For both the rate and cost of hospitalization increased for patients with more advanced CHB-induced liver diseases, the entire cost would likely be saved or relieved by effective vaccination or therapies to prevent, delay or reverse the disease progression. This useful information revealed a necessity for prevention and early treatment.
Direct nonmedical cost and indirect economic burden due to sickness were seldom estimated before. In our study, the expenses on transportation, extra health products were taken into account and further a considerable proportion of un-conspicuous work loss cost was also contained. However, only sick leave rather than job loss or decreased productivity in other forms was involved, meaning that the actual indirect cost might be higher.
It would be even better to adopt the incidence-based approach, which estimated the cost of illness from onset to conclusion for all cases that begin within the period under study, to figure out the lifetime costs of the patients. Nevertheless, limited by the access to information to track the residents' long-term use of health services, we could not but exercise the alternative, the prevalence-based approach, to measure the cost of illness in the study period regardless of the date of onset of the disease. Compared with the lifetime economic burden, these figures had their defects, but could still provide such kind of information on the basis of which economic appraisals for intervention schemes or therapeutic regimens would be developed.
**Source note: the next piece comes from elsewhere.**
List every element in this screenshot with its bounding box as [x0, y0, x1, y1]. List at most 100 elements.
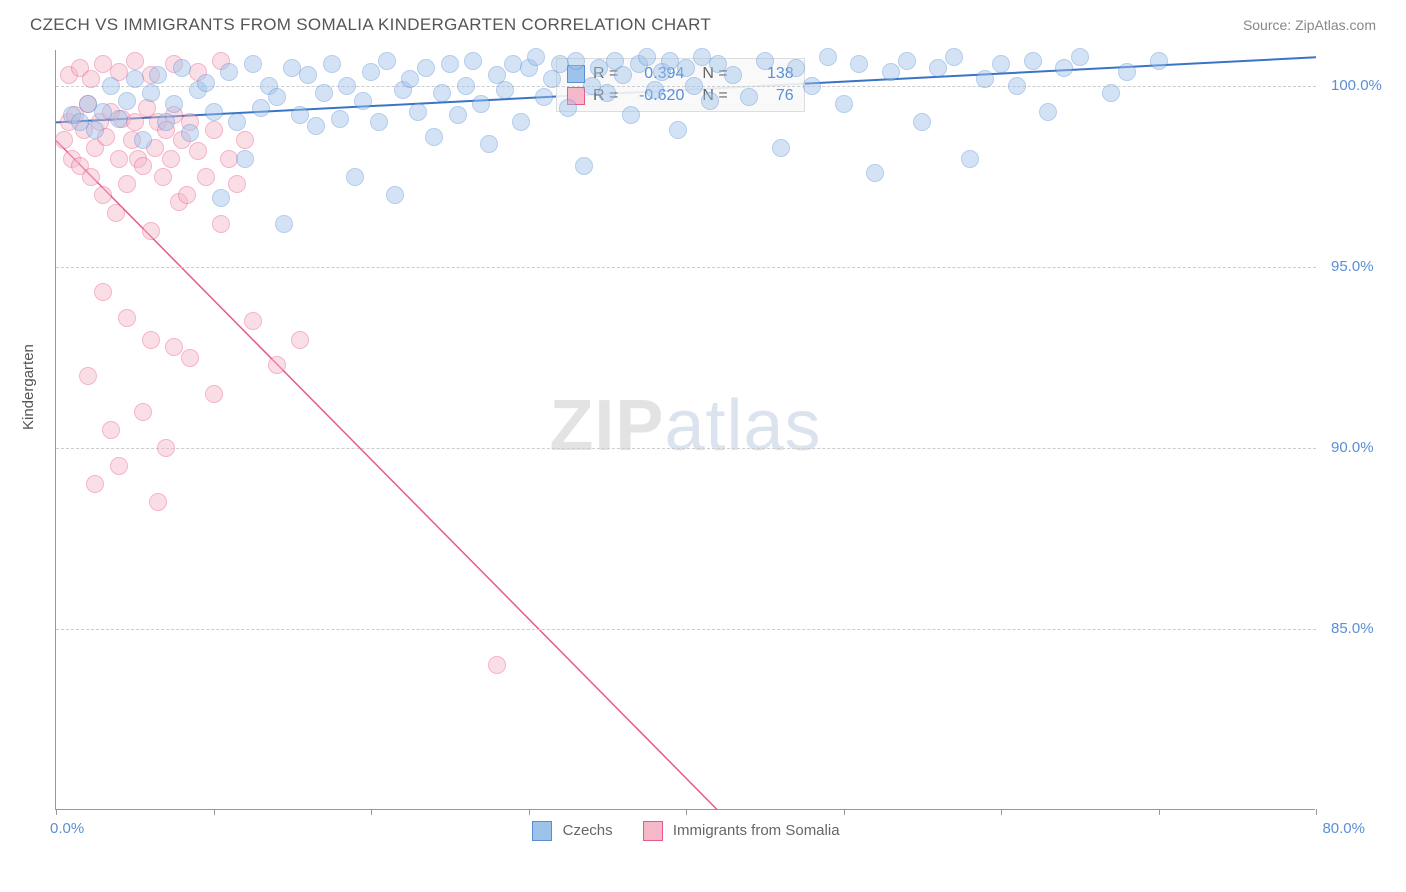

Beijing, the capital of China with a 16 million population, is the hub of policy and culture in China. Guangzhou, located in southeast China and with a GDP per capita of US$9145 in 2006, is the city full of economic vitality. Though there existed slight differences in utilization and cost of the single service and then the total costs, the figures in the two cities could be generalized to most of the metropolises with great population density, economic prosperity, and civilized development in China, where patients can get the best health care but have to bear the heaviest economic burden. Eventually, it was worth mentioning that Beijing and Guangzhou were chosen because of their relatively complete health information systems that made the patients identification feasible.
This study confirms that CHB-related diseases impose substantial economic burdens on patients, families, and the society in China urban areas. The cost would likely be saved or relieved by effective prevention and early treatment. The study provides useful information on cost of treatment and work loss for different disease states and also demonstrates increasing health-care costs related to disease progression. These can be further utilized in cost-effectiveness evaluation of treatment interventions.
We appreciate the comments from Jennifer Sung of Novartis Pharmaceuticals Corporation.
Source of financial support: This study was supported by a grant from Novartis Pharmaceuticals Corporation.
Min Hu and Wen Chen have no conflicts to declare.